There have been naysayers in the real estate market as long as there has been a real estate market, and 99.999% of the time, the naysayers are wrong.
I remember people looking at houses in my neighborhood eight years ago, scratching their head saying there's no way these houses were worth $300K, they were selling for $200K a couple of years ago. Guess what? They've only continued to go up, some up to almost $700K now. Guess what? They're NEVER going to be $200K again. What do you think the real worth is?
You're hoping for 1990's prices. Keep twidling your thumbs and waiting for the housing prices to come back to what you think is normal and you might be waiting for a good long while.
Read this, this is a well written piece that explains what I fail to articulate
As I understand it there have been large corrections in the markets especially at the end of the 70's. The current market is played out; I'm just trying to decide to sell now or later; If I sell high now I could by some piece of land once in foreclosure or 25% off- As things stand I hear that in some areas they are selling houses over 70,000 market value (compared to other similar houses in the same community) it is a mad rush-
I'm uncomfortable because it feels like this is an abnormal market, not just some cyclical boom.

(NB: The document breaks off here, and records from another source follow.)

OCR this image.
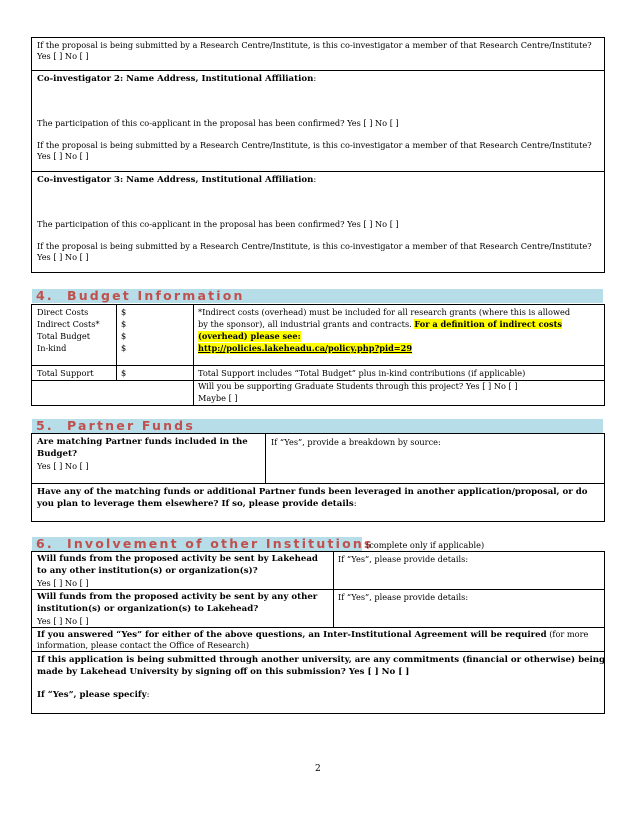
If the proposal is being submitted by a Research Centre/Institute, is this co-investigator a member of that Research Centre/Institute?
Yes [ ] No [ ]
Co-investigator 2: Name Address, Institutional Affiliation:
The participation of this co-applicant in the proposal has been confirmed? Yes [ ] No [ ]
If the proposal is being submitted by a Research Centre/Institute, is this co-investigator a member of that Research Centre/Institute?
Yes [ ] No [ ]
Co-investigator 3: Name Address, Institutional Affiliation:
The participation of this co-applicant in the proposal has been confirmed? Yes [ ] No [ ]
If the proposal is being submitted by a Research Centre/Institute, is this co-investigator a member of that Research Centre/Institute?
Yes [ ] No [ ]
4. Budget Information
Direct Costs
Indirect Costs*
Total Budget
In-kind
$
$
$
$
*Indirect costs (overhead) must be included for all research grants (where this is allowed
by the sponsor), all industrial grants and contracts. For a definition of indirect costs
(overhead) please see:
http://policies.lakeheadu.ca/policy.php?pid=29
Total Support	$	Total Support includes “Total Budget” plus in-kind contributions (if applicable)
Will you be supporting Graduate Students through this project? Yes [ ] No [ ]
Maybe [ ]
5. Partner Funds
Are matching Partner funds included in the
Budget?
Yes [ ] No [ ]
If “Yes”, provide a breakdown by source:
Have any of the matching funds or additional Partner funds been leveraged in another application/proposal, or do
you plan to leverage them elsewhere? If so, please provide details:
6. Involvement of other Institutions
(complete only if applicable)
Will funds from the proposed activity be sent by Lakehead
to any other institution(s) or organization(s)?
Yes [ ] No [ ]
If “Yes”, please provide details:
Will funds from the proposed activity be sent by any other
institution(s) or organization(s) to Lakehead?
Yes [ ] No [ ]
If “Yes”, please provide details:
If you answered “Yes” for either of the above questions, an Inter-Institutional Agreement will be required (for more
information, please contact the Office of Research)
If this application is being submitted through another university, are any commitments (financial or otherwise) being
made by Lakehead University by signing off on this submission? Yes [ ] No [ ]
If “Yes”, please specify:
2
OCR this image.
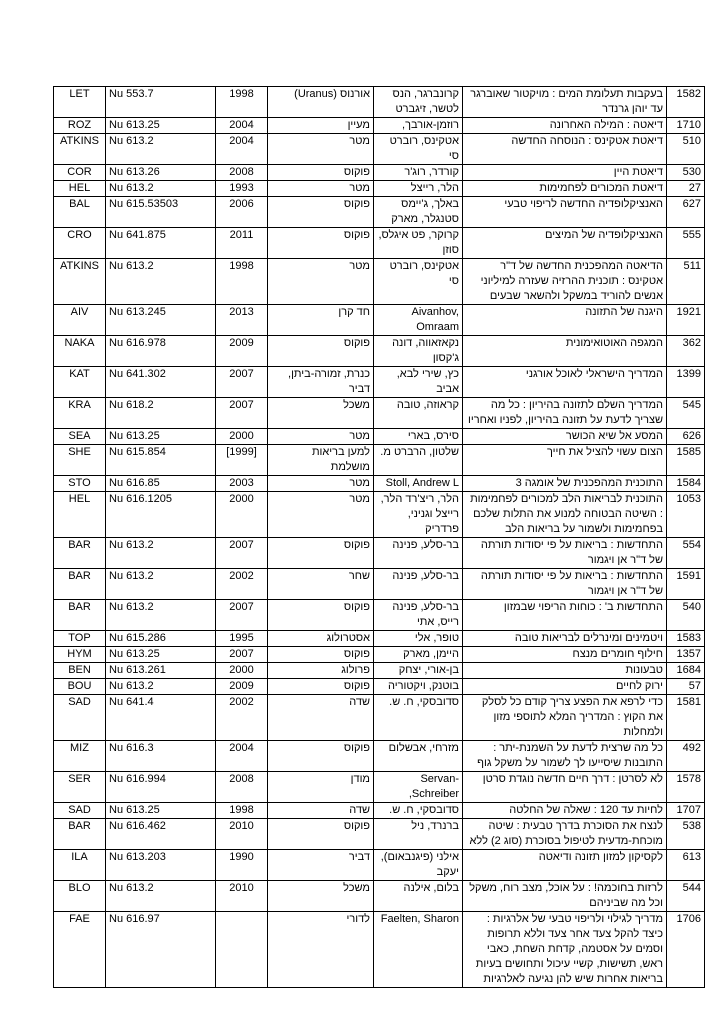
LET	Nu 553.7	1998	אורנוס (Uranus)	קרונברגר, הנס לטשר, זיגברט	בעקבות תעלומת המים : מויקטור שאוברגר עד יוהן גרנדר	1582
ROZ	Nu 613.25	2004	מעיין	רוזמן-אורבך,	דיאטה : המילה האחרונה	1710
ATKINS	Nu 613.2	2004	מטר	אטקינס, רוברט סי	דיאטת אטקינס : הנוסחה החדשה	510
COR	Nu 613.26	2008	פוקוס	קורדר, רוג'ר	דיאטת היין	530
HEL	Nu 613.2	1993	מטר	הלר, רייצל	דיאטת המכורים לפחמימות	27
BAL	Nu 615.53503	2006	פוקוס	באלך, ג'יימס סטנגלר, מארק	האנציקלופדיה החדשה לריפוי טבעי	627
CRO	Nu 641.875	2011	פוקוס	קרוקר, פט איגלס, סוזן	האנציקלופדיה של המיצים	555
ATKINS	Nu 613.2	1998	מטר	אטקינס, רוברט סי	הדיאטה המהפכנית החדשה של ד"ר אטקינס : תוכנית ההרזיה שעזרה למיליוני אנשים להוריד במשקל ולהשאר שבעים	511
AIV	Nu 613.245	2013	חד קרן	Aivanhov, Omraam	היגנה של התזונה	1921
NAKA	Nu 616.978	2009	פוקוס	נקאזאווה, דונה ג'קסון	המגפה האוטואימונית	362
KAT	Nu 641.302	2007	כנרת, זמורה-ביתן, דביר	כץ, שירי לבא, אביב	המדריך הישראלי לאוכל אורגני	1399
KRA	Nu 618.2	2007	משכל	קראוזה, טובה	המדריך השלם לתזונה בהיריון : כל מה שצריך לדעת על תזונה בהיריון, לפניו ואחריו	545
SEA	Nu 613.25	2000	מטר	סירס, בארי	המסע אל שיא הכושר	626
SHE	Nu 615.854	[1999]	למען בריאות מושלמת	שלטון, הרברט מ.	הצום עשוי להציל את חייך	1585
STO	Nu 616.85	2003	מטר	Stoll, Andrew L	התוכנית המהפכנית של אומגה 3	1584
HEL	Nu 616.1205	2000	מטר	הלר, ריצ'רד הלר, רייצל וגניני, פרדריק	התוכנית לבריאות הלב למכורים לפחמימות : השיטה הבטוחה למנוע את התלות שלכם בפחמימות ולשמור על בריאות הלב	1053
BAR	Nu 613.2	2007	פוקוס	בר-סלע, פנינה	התחדשות : בריאות על פי יסודות תורתה של ד"ר אן ויגמור	554
BAR	Nu 613.2	2002	שחר	בר-סלע, פנינה	התחדשות : בריאות על פי יסודות תורתה של ד"ר אן ויגמור	1591
BAR	Nu 613.2	2007	פוקוס	בר-סלע, פנינה רייס, אתי	התחדשות ב' : כוחות הריפוי שבמזון	540
TOP	Nu 615.286	1995	אסטרולוג	טופר, אלי	ויטמינים ומינרלים לבריאות טובה	1583
HYM	Nu 613.25	2007	פוקוס	היימן, מארק	חילוף חומרים מנצח	1357
BEN	Nu 613.261	2000	פרולוג	בן-אורי, יצחק	טבעונות	1684
BOU	Nu 613.2	2009	פוקוס	בוטנק, ויקטוריה	ירוק לחיים	57
SAD	Nu 641.4	2002	שדה	סדובסקי, ח. ש.	כדי לרפא את הפצע צריך קודם כל לסלק את הקוץ : המדריך המלא לתוספי מזון ולמחלות	1581
MIZ	Nu 616.3	2004	פוקוס	מזרחי, אבשלום	כל מה שרצית לדעת על השמנת-יתר : התובנות שיסייעו לך לשמור על משקל גוף	492
SER	Nu 616.994	2008	מודן	Servan-Schreiber,	לא לסרטן : דרך חיים חדשה נוגדת סרטן	1578
SAD	Nu 613.25	1998	שדה	סדובסקי, ח. ש.	לחיות עד 120 : שאלה של החלטה	1707
BAR	Nu 616.462	2010	פוקוס	ברנרד, ניל	לנצח את הסוכרת בדרך טבעית : שיטה מוכחת-מדעית לטיפול בסוכרת (סוג 2) ללא	538
ILA	Nu 613.203	1990	דביר	אילני (פיגנבאום), יעקב	לקסיקון למזון תזונה ודיאטה	613
BLO	Nu 613.2	2010	משכל	בלום, אילנה	לרזות בחוכמה! : על אוכל, מצב רוח, משקל וכל מה שביניהם	544
FAE	Nu 616.97		לדורי	Faelten, Sharon	מדריך לגילוי ולריפוי טבעי של אלרגיות : כיצד להקל צעד אחר צעד וללא תרופות וסמים על אסטמה, קדחת השחת, כאבי ראש, תשישות, קשיי עיכול ותחושים בעיות בריאות אחרות שיש להן נגיעה לאלרגיות	1706
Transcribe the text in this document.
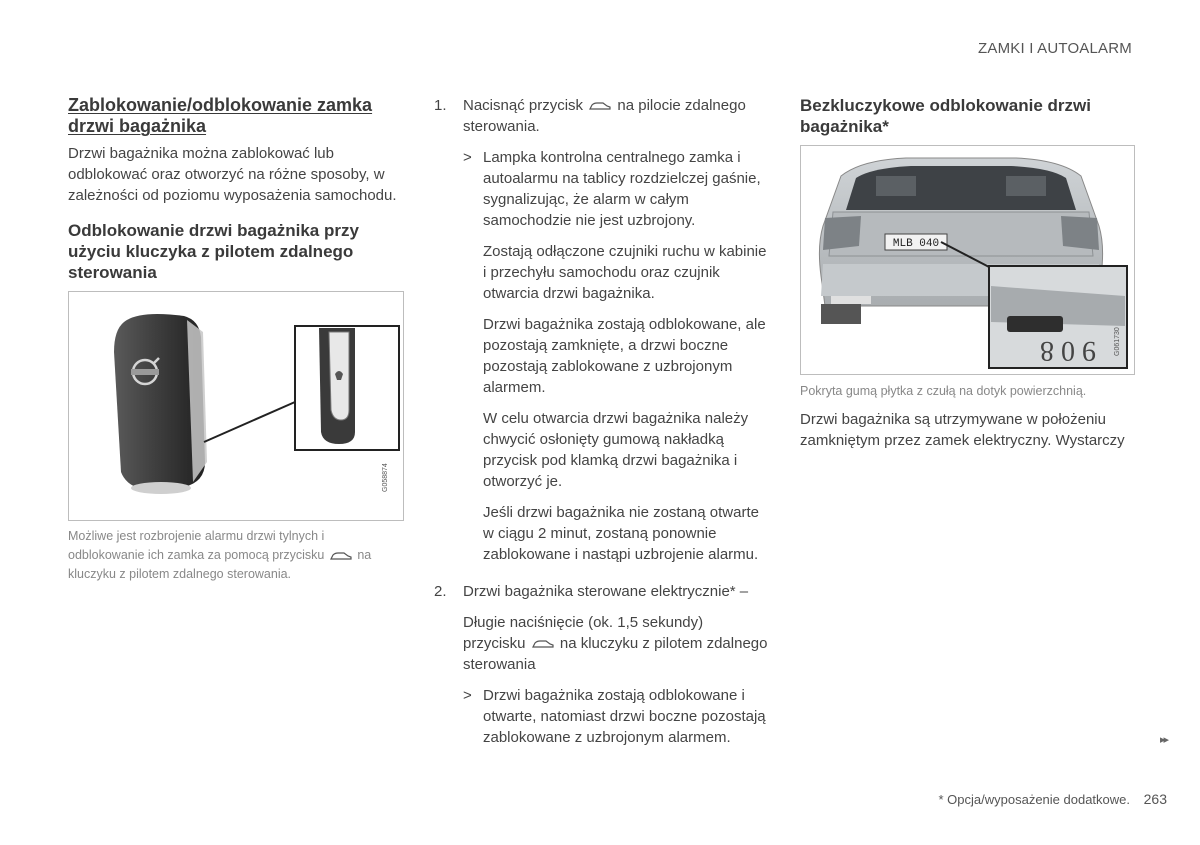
ZAMKI I AUTOALARM
Zablokowanie/odblokowanie zamka drzwi bagażnika

Drzwi bagażnika można zablokować lub odblokować oraz otworzyć na różne sposoby, w zależności od poziomu wyposażenia samochodu.

Odblokowanie drzwi bagażnika przy użyciu kluczyka z pilotem zdalnego sterowania
G058874
Możliwe jest rozbrojenie alarmu drzwi tylnych i odblokowanie ich zamka za pomocą przycisku	na kluczyku z pilotem zdalnego sterowania.
1. Nacisnąć przycisk na pilocie zdalnego sterowania.
> Lampka kontrolna centralnego zamka i autoalarmu na tablicy rozdzielczej gaśnie, sygnalizując, że alarm w całym samochodzie nie jest uzbrojony.
Zostają odłączone czujniki ruchu w kabinie i przechyłu samochodu oraz czujnik otwarcia drzwi bagażnika.
Drzwi bagażnika zostają odblokowane, ale pozostają zamknięte, a drzwi boczne pozostają zablokowane z uzbrojonym alarmem.
W celu otwarcia drzwi bagażnika należy chwycić osłonięty gumową nakładką przycisk pod klamką drzwi bagażnika i otworzyć je.
Jeśli drzwi bagażnika nie zostaną otwarte w ciągu 2 minut, zostaną ponownie zablokowane i nastąpi uzbrojenie alarmu.
2. Drzwi bagażnika sterowane elektrycznie* –
Długie naciśnięcie (ok. 1,5 sekundy) przycisku na kluczyku z pilotem zdalnego sterowania
> Drzwi bagażnika zostają odblokowane i otwarte, natomiast drzwi boczne pozostają zablokowane z uzbrojonym alarmem.
Bezkluczykowe odblokowanie drzwi bagażnika*
MLB 040
9 0 8	G061730
Pokryta gumą płytka z czułą na dotyk powierzchnią.

Drzwi bagażnika są utrzymywane w położeniu zamkniętym przez zamek elektryczny. Wystarczy

▸▸
* Opcja/wyposażenie dodatkowe. 263
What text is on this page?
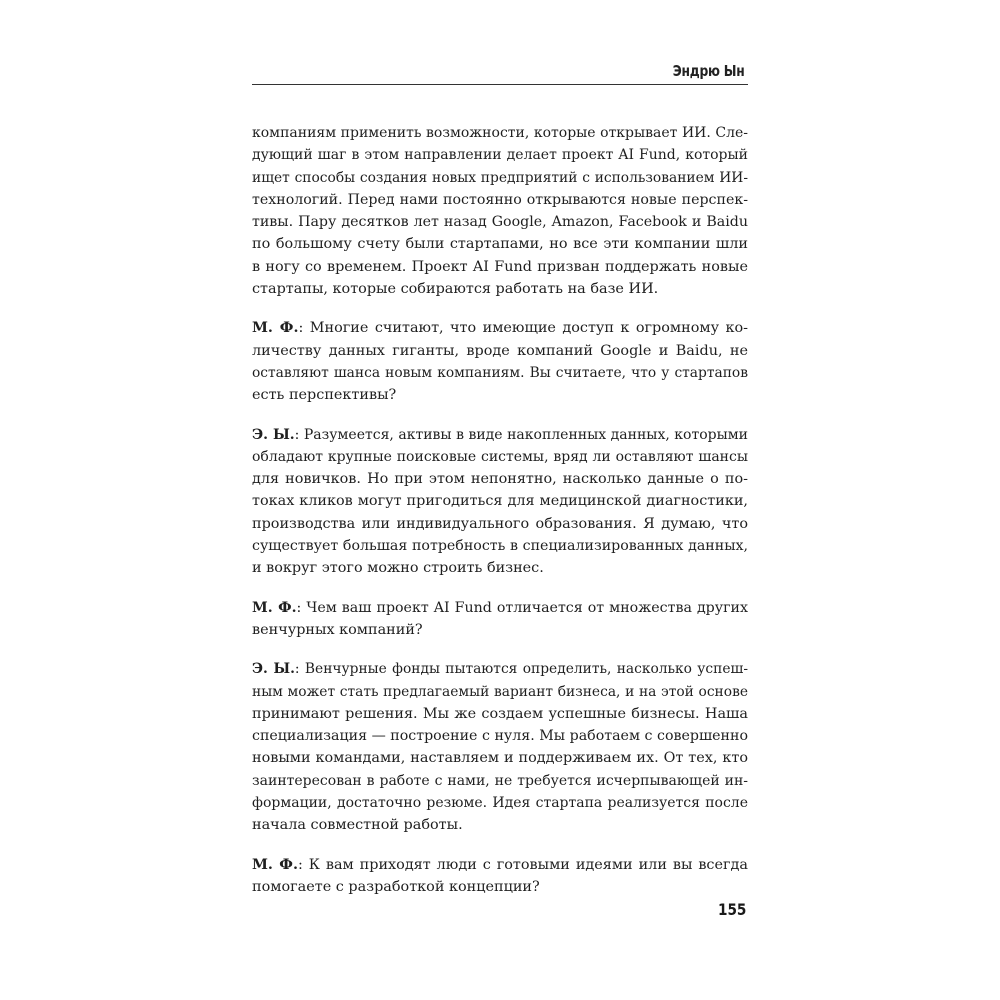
Эндрю Ын

компаниям применить возможности, которые открывает ИИ. Сле-
дующий шаг в этом направлении делает проект AI Fund, который
ищет способы создания новых предприятий с использованием ИИ-
технологий. Перед нами постоянно открываются новые перспек-
тивы. Пару десятков лет назад Google, Amazon, Facebook и Baidu
по большому счету были стартапами, но все эти компании шли
в ногу со временем. Проект AI Fund призван поддержать новые
стартапы, которые собираются работать на базе ИИ.

М. Ф.: Многие считают, что имеющие доступ к огромному ко-
личеству данных гиганты, вроде компаний Google и Baidu, не
оставляют шанса новым компаниям. Вы считаете, что у стартапов
есть перспективы?

Э. Ы.: Разумеется, активы в виде накопленных данных, которыми
обладают крупные поисковые системы, вряд ли оставляют шансы
для новичков. Но при этом непонятно, насколько данные о по-
токах кликов могут пригодиться для медицинской диагностики,
производства или индивидуального образования. Я думаю, что
существует большая потребность в специализированных данных,
и вокруг этого можно строить бизнес.

М. Ф.: Чем ваш проект AI Fund отличается от множества других
венчурных компаний?

Э. Ы.: Венчурные фонды пытаются определить, насколько успеш-
ным может стать предлагаемый вариант бизнеса, и на этой основе
принимают решения. Мы же создаем успешные бизнесы. Наша
специализация — построение с нуля. Мы работаем с совершенно
новыми командами, наставляем и поддерживаем их. От тех, кто
заинтересован в работе с нами, не требуется исчерпывающей ин-
формации, достаточно резюме. Идея стартапа реализуется после
начала совместной работы.

М. Ф.: К вам приходят люди с готовыми идеями или вы всегда
помогаете с разработкой концепции?

155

My grandfather came to Phoenix in the 1920's, when it was a town of ten thousand people or so. He told me once of meeting a man selling undeveloped desert land ten miles out of town, no roads or utilities, for $50 per acre. My grandfather earned $40 per month at the time, and laughed in the man's face, saying nobody would ever possibly live out in that howling wilderness.
That place was Paradise Valley, where land can now sell for a million dollars an acre or more.